Refugee Council of Australia
People sleeping in jumble

Intake submission on Australia’s 2013-2014 refugee and humanitarian program

Offshore processing

There is no question that the appalling loss of life resulting from dangerous sea journeys to Australia necessitates an urgent and considered policy response. Feedback from consultation participants, past experience with similar policies, advice from organisations working in the region and RCOA’s own research all suggest that offshore processing is neither an appropriate nor effective way of addressing this issue.

The impact of offshore processing on the mental health of refugees and people seeking asylum was raised as an issue of great concern among participants in this year’s consultations. Many had worked with former detainees or had themselves been detained, and expressed fears that people who spend prolonged periods in offshore processing facilities could experience the same mental health issues seen among long-term detainees in Australia. Some participants who worked with refugees subject to offshore processing under the Pacific Solution highlighted the “profound” mental health issues experienced by this group. A number of service providers expressed fears that the mental health impacts of offshore processing would diminish the capacity of refugees to settle successfully in Australia in the future. Particular misgivings were expressed about the impact of offshore processing on vulnerable groups, with the treatment of unaccompanied minors being a major area of concern.

Participants also expressed concern about conditions in offshore processing facilities and the services and support provided to people seeking asylum residing in these facilities, citing the absence of legally-binding safeguards for people subject to offshore processing and the limited capacity of Nauru and Papua New Guinea to provide appropriate care and support to people seeking protection, including access to robust status determination procedures.

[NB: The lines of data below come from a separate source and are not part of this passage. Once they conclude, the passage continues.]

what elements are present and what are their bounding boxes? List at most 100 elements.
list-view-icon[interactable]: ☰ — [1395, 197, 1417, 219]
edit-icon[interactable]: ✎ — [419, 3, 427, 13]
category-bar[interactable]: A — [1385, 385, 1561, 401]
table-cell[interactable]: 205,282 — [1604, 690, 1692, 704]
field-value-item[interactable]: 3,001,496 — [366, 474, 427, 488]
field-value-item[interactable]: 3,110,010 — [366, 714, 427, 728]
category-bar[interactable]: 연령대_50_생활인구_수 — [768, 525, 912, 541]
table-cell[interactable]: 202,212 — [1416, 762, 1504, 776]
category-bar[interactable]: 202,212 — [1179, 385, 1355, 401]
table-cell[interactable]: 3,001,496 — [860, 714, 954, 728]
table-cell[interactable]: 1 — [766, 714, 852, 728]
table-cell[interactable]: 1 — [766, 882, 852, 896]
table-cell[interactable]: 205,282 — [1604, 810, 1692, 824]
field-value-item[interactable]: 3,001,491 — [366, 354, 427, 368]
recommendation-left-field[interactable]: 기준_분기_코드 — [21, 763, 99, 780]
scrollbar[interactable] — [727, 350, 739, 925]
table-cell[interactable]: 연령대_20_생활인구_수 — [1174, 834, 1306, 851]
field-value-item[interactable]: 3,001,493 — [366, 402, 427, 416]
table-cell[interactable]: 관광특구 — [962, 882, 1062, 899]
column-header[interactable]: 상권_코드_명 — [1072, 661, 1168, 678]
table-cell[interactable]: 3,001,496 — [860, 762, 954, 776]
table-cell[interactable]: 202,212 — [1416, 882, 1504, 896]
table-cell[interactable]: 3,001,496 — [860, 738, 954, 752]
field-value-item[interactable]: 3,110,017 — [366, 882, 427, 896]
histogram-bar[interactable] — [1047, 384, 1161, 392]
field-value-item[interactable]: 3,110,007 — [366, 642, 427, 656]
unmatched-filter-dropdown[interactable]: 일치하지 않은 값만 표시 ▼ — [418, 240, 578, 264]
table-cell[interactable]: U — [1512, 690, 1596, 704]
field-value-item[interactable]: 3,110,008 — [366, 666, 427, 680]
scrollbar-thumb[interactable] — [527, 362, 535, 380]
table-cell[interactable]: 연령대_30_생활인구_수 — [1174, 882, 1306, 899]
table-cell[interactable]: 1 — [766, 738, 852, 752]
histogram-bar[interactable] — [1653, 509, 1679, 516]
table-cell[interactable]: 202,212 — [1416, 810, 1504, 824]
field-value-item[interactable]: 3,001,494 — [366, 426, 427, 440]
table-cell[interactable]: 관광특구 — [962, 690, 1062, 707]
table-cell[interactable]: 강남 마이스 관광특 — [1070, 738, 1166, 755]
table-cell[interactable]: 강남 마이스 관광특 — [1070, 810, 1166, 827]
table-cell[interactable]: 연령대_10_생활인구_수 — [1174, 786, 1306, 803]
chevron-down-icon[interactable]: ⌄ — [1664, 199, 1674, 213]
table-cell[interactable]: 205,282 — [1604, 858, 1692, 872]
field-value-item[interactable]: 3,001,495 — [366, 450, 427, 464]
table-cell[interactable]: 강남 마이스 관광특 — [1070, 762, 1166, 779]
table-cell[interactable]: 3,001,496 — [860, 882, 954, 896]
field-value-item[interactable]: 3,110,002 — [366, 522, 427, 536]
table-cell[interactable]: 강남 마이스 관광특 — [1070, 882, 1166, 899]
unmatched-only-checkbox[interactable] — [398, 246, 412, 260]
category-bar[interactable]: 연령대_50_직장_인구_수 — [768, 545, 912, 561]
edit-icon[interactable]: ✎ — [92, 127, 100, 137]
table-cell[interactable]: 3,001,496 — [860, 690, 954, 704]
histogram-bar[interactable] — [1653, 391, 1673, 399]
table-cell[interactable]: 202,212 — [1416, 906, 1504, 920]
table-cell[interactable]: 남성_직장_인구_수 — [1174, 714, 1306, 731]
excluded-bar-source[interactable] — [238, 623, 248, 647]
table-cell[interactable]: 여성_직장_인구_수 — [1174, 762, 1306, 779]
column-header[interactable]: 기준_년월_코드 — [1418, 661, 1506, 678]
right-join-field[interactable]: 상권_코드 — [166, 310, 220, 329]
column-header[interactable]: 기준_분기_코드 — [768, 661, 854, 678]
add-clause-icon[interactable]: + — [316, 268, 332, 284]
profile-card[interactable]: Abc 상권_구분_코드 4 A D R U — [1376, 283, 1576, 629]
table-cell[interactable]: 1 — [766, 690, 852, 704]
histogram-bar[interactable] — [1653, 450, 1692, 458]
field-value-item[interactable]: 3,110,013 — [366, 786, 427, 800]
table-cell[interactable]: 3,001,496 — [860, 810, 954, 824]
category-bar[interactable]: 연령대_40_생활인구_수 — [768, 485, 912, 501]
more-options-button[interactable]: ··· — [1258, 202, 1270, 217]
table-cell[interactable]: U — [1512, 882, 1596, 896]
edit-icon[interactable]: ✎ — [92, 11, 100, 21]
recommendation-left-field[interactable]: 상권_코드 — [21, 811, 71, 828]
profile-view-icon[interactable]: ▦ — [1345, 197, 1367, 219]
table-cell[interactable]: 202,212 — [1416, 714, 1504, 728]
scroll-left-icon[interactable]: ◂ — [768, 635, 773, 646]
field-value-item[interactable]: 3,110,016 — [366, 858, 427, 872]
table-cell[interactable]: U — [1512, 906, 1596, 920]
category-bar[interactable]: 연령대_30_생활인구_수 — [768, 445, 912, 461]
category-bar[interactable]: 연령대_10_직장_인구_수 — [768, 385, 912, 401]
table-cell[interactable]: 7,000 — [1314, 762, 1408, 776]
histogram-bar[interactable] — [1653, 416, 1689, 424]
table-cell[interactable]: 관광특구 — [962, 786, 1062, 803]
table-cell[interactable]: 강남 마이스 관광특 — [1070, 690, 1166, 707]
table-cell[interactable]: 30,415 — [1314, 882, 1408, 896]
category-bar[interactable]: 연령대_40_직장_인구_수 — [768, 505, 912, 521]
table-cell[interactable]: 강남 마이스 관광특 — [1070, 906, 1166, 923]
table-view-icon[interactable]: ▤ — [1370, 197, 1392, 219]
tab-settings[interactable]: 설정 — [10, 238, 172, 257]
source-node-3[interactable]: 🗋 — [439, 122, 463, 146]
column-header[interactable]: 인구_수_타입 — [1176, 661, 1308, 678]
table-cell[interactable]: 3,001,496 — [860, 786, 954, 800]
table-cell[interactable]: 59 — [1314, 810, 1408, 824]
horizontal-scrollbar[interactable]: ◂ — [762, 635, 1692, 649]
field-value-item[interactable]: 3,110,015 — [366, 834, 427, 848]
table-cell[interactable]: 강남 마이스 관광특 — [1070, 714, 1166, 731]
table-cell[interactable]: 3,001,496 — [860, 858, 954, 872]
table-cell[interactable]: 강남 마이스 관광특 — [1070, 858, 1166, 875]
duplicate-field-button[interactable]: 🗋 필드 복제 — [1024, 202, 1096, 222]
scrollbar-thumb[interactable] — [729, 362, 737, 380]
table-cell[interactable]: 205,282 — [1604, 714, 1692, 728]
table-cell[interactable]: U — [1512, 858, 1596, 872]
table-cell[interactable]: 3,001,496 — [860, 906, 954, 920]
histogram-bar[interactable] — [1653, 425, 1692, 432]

There was general consensus among consultation participants that offshore processing would not act as a deterrent to boat journeys. While participants were well aware of the risks associated with boat journeys and agreed that this issue needed to be addressed, offshore processing was not seen as an effective way of managing the problem. Many consultation participants drew attention to the issues which compel people seeking asylum to undertake dangerous boat journeys, noting that refugees often had few viable alternatives available to them and are often facing immediate threats to their lives or freedom.

Many consultation participants expressed concern that the reinstatement of offshore processing and deterrence-based policies in general could have negative impacts beyond the individuals directly affected by these policies. The re-emergence of deterrence-based policies was seen as having a significant impact on negative media portrayal of refugees and people seeking asylum and the tenor of the public debate on protection issues. A number of participants also felt that offshore processing could have a negative impact on protection standards across the region, arguing that Australia was setting a “bad example” for other countries. It was noted that, through eroding protections for people seeking asylum arriving by boat, the Australian Government also undermined its capacity to promote greater respect for human rights in the region.

Offshore processing therefore ultimately undermines the only viable way forward, which is to work tirelessly and incrementally towards a sustainable and constructive regional framework for cooperation on refugee protection. Such a framework cannot be successful, however, so long as Australia continues to model policies which, if implemented by other countries in the region, would have disastrous consequences for people seeking protection. It is essential that Australia fundamentally reorient its policy approach to ensure a primary focus on achieving positive protection outcomes for all people fleeing persecution.